In announcing two successful bids for A-League expansion last week, Football Federation Australia chief executive officer David Gallop made reference on multiple occasions to the “pluses and minuses” that stacked up in favour of the Western Melbourne Group and Macarthur South West Sydney bids over the other four bidders left in the race.
The pluses for Western Melbourne significantly outweigh the minuses.
Western Melbourne will enter the A-League next season, playing its first two seasons at Kardinia Park in Geelong before moving into a newly constructed stadium at Sayers Road, Tarneit, likely from the 2021-22 season.
The Western Melbourne Group – an interim name until the official club name and colours are revealed after community consultation – has the opportunity to take the A-League where it has never been before.
The focal point of the bid was a new stadium that will be funded by private investors and run by the Western Melbourne Group, while Wyndham council provides infrastructure surrounding the precinct.
The stadium will be a boutique 15,000 seater. A similar model has proven successful for some clubs in the Major League Soccer in the US and the second-tier Championship in England.
Gallop is excited by the potential of a boutique stadium in the A-League.
“With West Melbourne, there’s an opportunity to do something quite unique and something that we’ve seen successful in football globally, which is to have a purpose-built football stadium,” Gallop said.

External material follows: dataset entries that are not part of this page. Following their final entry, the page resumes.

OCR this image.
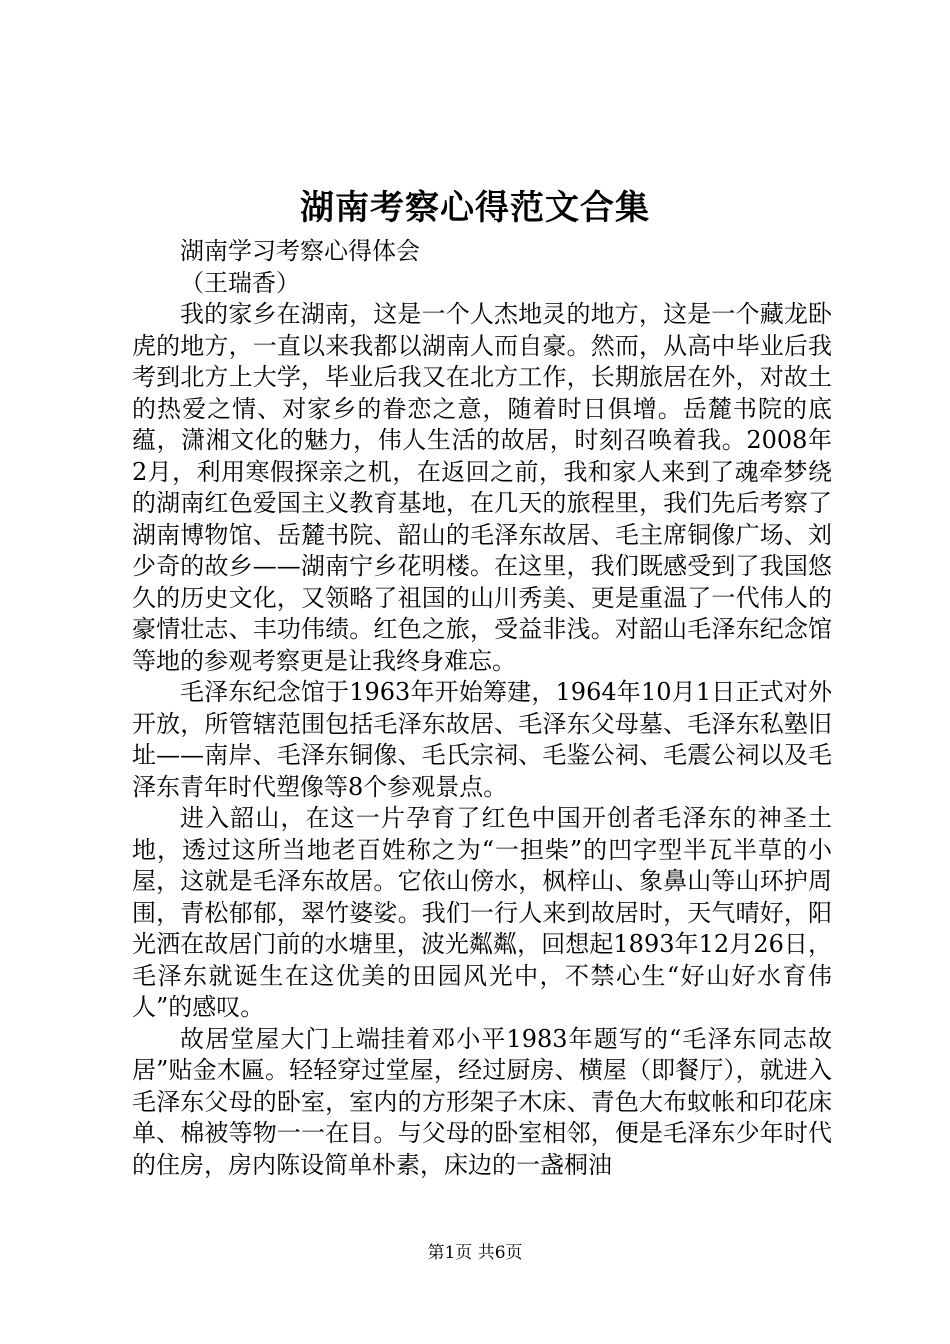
湖南考察心得范文合集

湖南学习考察心得体会

（王瑞香）

我的家乡在湖南，这是一个人杰地灵的地方，这是一个藏龙卧虎的地方，一直以来我都以湖南人而自豪。然而，从高中毕业后我考到北方上大学，毕业后我又在北方工作，长期旅居在外，对故土的热爱之情、对家乡的眷恋之意，随着时日俱增。岳麓书院的底蕴，潇湘文化的魅力，伟人生活的故居，时刻召唤着我。2008年2月，利用寒假探亲之机，在返回之前，我和家人来到了魂牵梦绕的湖南红色爱国主义教育基地，在几天的旅程里，我们先后考察了湖南博物馆、岳麓书院、韶山的毛泽东故居、毛主席铜像广场、刘少奇的故乡——湖南宁乡花明楼。在这里，我们既感受到了我国悠久的历史文化，又领略了祖国的山川秀美、更是重温了一代伟人的豪情壮志、丰功伟绩。红色之旅，受益非浅。对韶山毛泽东纪念馆等地的参观考察更是让我终身难忘。

毛泽东纪念馆于1963年开始筹建，1964年10月1日正式对外开放，所管辖范围包括毛泽东故居、毛泽东父母墓、毛泽东私塾旧址——南岸、毛泽东铜像、毛氏宗祠、毛鉴公祠、毛震公祠以及毛泽东青年时代塑像等8个参观景点。

进入韶山，在这一片孕育了红色中国开创者毛泽东的神圣土地，透过这所当地老百姓称之为“一担柴”的凹字型半瓦半草的小屋，这就是毛泽东故居。它依山傍水，枫梓山、象鼻山等山环护周围，青松郁郁，翠竹婆娑。我们一行人来到故居时，天气晴好，阳光洒在故居门前的水塘里，波光粼粼，回想起1893年12月26日，毛泽东就诞生在这优美的田园风光中，不禁心生“好山好水育伟人”的感叹。

故居堂屋大门上端挂着邓小平1983年题写的“毛泽东同志故居”贴金木匾。轻轻穿过堂屋，经过厨房、横屋（即餐厅），就进入毛泽东父母的卧室，室内的方形架子木床、青色大布蚊帐和印花床单、棉被等物一一在目。与父母的卧室相邻，便是毛泽东少年时代的住房，房内陈设简单朴素，床边的一盏桐油

第1页 共6页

“Of course, there will be a period when we won’t have the team in a new stadium, but importantly they will be in a facility [at Kardinia Park] that will present the game well and have a playing surface that is comfortable for our players.

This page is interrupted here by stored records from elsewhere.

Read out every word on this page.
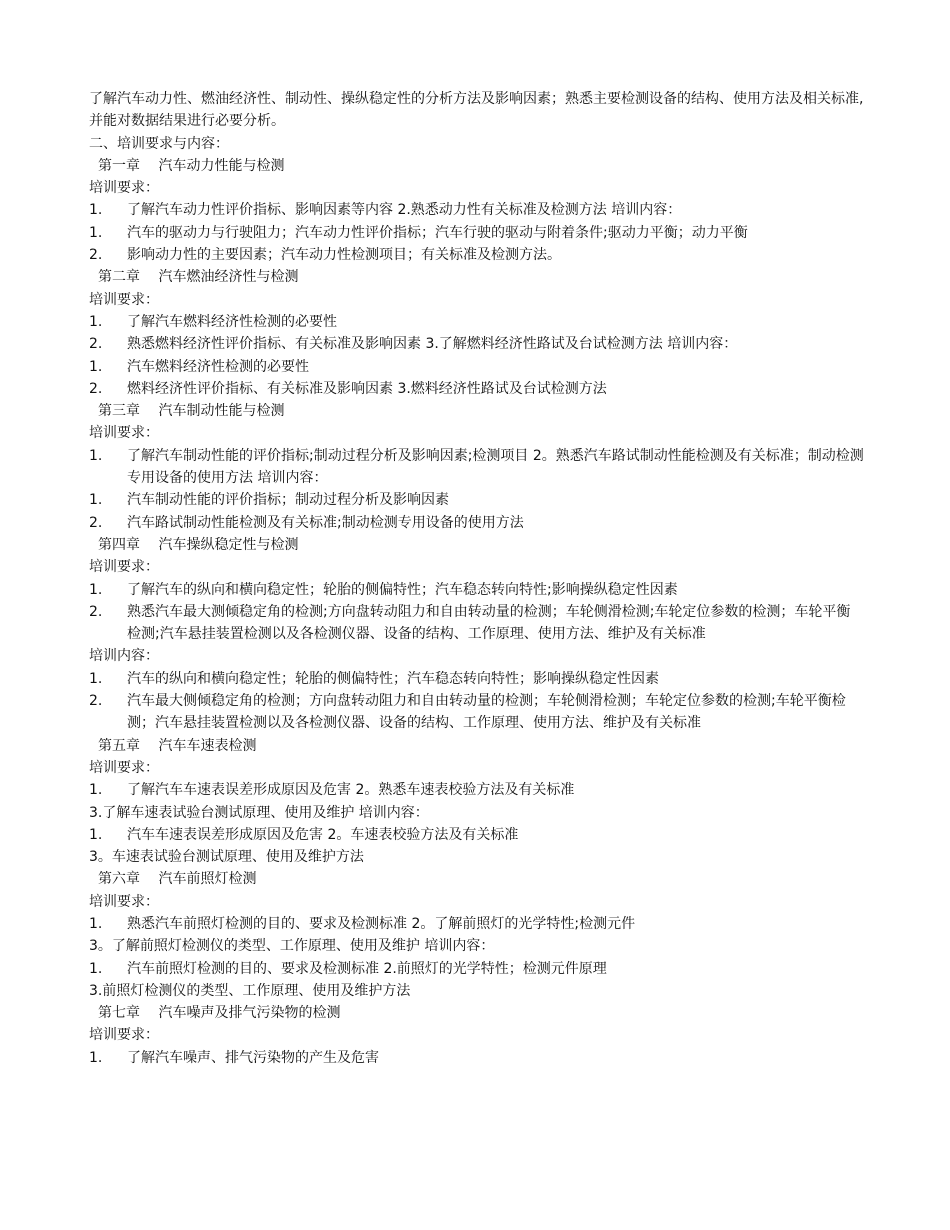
了解汽车动力性、燃油经济性、制动性、操纵稳定性的分析方法及影响因素；熟悉主要检测设备的结构、使用方法及相关标准,并能对数据结果进行必要分析。
二、培训要求与内容：
第一章　 汽车动力性能与检测
培训要求：
1.	了解汽车动力性评价指标、影响因素等内容 2.熟悉动力性有关标准及检测方法 培训内容：
1.	汽车的驱动力与行驶阻力；汽车动力性评价指标；汽车行驶的驱动与附着条件;驱动力平衡；动力平衡
2.	影响动力性的主要因素；汽车动力性检测项目；有关标准及检测方法。
第二章　 汽车燃油经济性与检测
培训要求：
1.	了解汽车燃料经济性检测的必要性
2.	熟悉燃料经济性评价指标、有关标准及影响因素 3.了解燃料经济性路试及台试检测方法 培训内容：
1.	汽车燃料经济性检测的必要性
2.	燃料经济性评价指标、有关标准及影响因素 3.燃料经济性路试及台试检测方法
第三章　 汽车制动性能与检测
培训要求：
1.	了解汽车制动性能的评价指标;制动过程分析及影响因素;检测项目 2。熟悉汽车路试制动性能检测及有关标准；制动检测专用设备的使用方法 培训内容：
1.	汽车制动性能的评价指标；制动过程分析及影响因素
2.	汽车路试制动性能检测及有关标准;制动检测专用设备的使用方法
第四章　 汽车操纵稳定性与检测
培训要求：
1.	了解汽车的纵向和横向稳定性；轮胎的侧偏特性；汽车稳态转向特性;影响操纵稳定性因素
2.	熟悉汽车最大测倾稳定角的检测;方向盘转动阻力和自由转动量的检测；车轮侧滑检测;车轮定位参数的检测；车轮平衡检测;汽车悬挂装置检测以及各检测仪器、设备的结构、工作原理、使用方法、维护及有关标准
培训内容：
1.	汽车的纵向和横向稳定性；轮胎的侧偏特性；汽车稳态转向特性；影响操纵稳定性因素
2.	汽车最大侧倾稳定角的检测；方向盘转动阻力和自由转动量的检测；车轮侧滑检测；车轮定位参数的检测;车轮平衡检测；汽车悬挂装置检测以及各检测仪器、设备的结构、工作原理、使用方法、维护及有关标准
第五章　 汽车车速表检测
培训要求：
1.	了解汽车车速表误差形成原因及危害 2。熟悉车速表校验方法及有关标准
3.了解车速表试验台测试原理、使用及维护 培训内容：
1.	汽车车速表误差形成原因及危害 2。车速表校验方法及有关标准
3。车速表试验台测试原理、使用及维护方法
第六章　 汽车前照灯检测
培训要求：
1.	熟悉汽车前照灯检测的目的、要求及检测标准 2。了解前照灯的光学特性;检测元件
3。了解前照灯检测仪的类型、工作原理、使用及维护 培训内容：
1.	汽车前照灯检测的目的、要求及检测标准 2.前照灯的光学特性；检测元件原理
3.前照灯检测仪的类型、工作原理、使用及维护方法
第七章　 汽车噪声及排气污染物的检测
培训要求：
1.	了解汽车噪声、排气污染物的产生及危害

“West Melbourne is a growth corridor and the prospect of having our own stadium built out there is exciting indeed.”
The location of the stadium in Tarneit was a key talking point among A-League fans.
From a geographical point of view, it makes sense. The heartland will be Wyndham, which is a fast-growing region with new estates in the process of being built.
The new team will look to embrace the whole of the west, both in the suburbs and the regions.
The club can draw on fans from surrounding councils such as Melton, Brimbank, Maribyrnong and Hobsons Bay, and further afield from cities such as Geelong and Ballarat.
More than 30 soccer clubs in the west have signed on as partners of the Western Melbourne bid. Creating a connection with these players at grassroots level is important for the new A-League team.
If Western Melbourne is to win the hearts and minds of Geelong supporters, it has a great opportunity to embrace the town in its first two years of existence before their full-time move to Tarneit.
It makes sense for Geelong fans to support an A-League club that is a 30-minute train ride away instead of making the longer hour journey to Melbourne’s CBD.
The proposed stadium is also relatively close to Avalon and Tullamarine airports, so interstate teams and fans will have easy access.
The Western Melbourne bid team has talked about creating a club that identifies with the people of the west.
If it can unify the west behind one team, it will mean an extremely multicultural supporter base.
A major plus for the A-League and broadcasters is the addition of more derby games in the important Melbourne and Sydney markets.
Imagine the atmosphere inside the “Wyndham Stadium” when Melbourne City or Melbourne Victory comes to the west.
The planning is complete and now work on the biggest sports project in our own backyard can begin.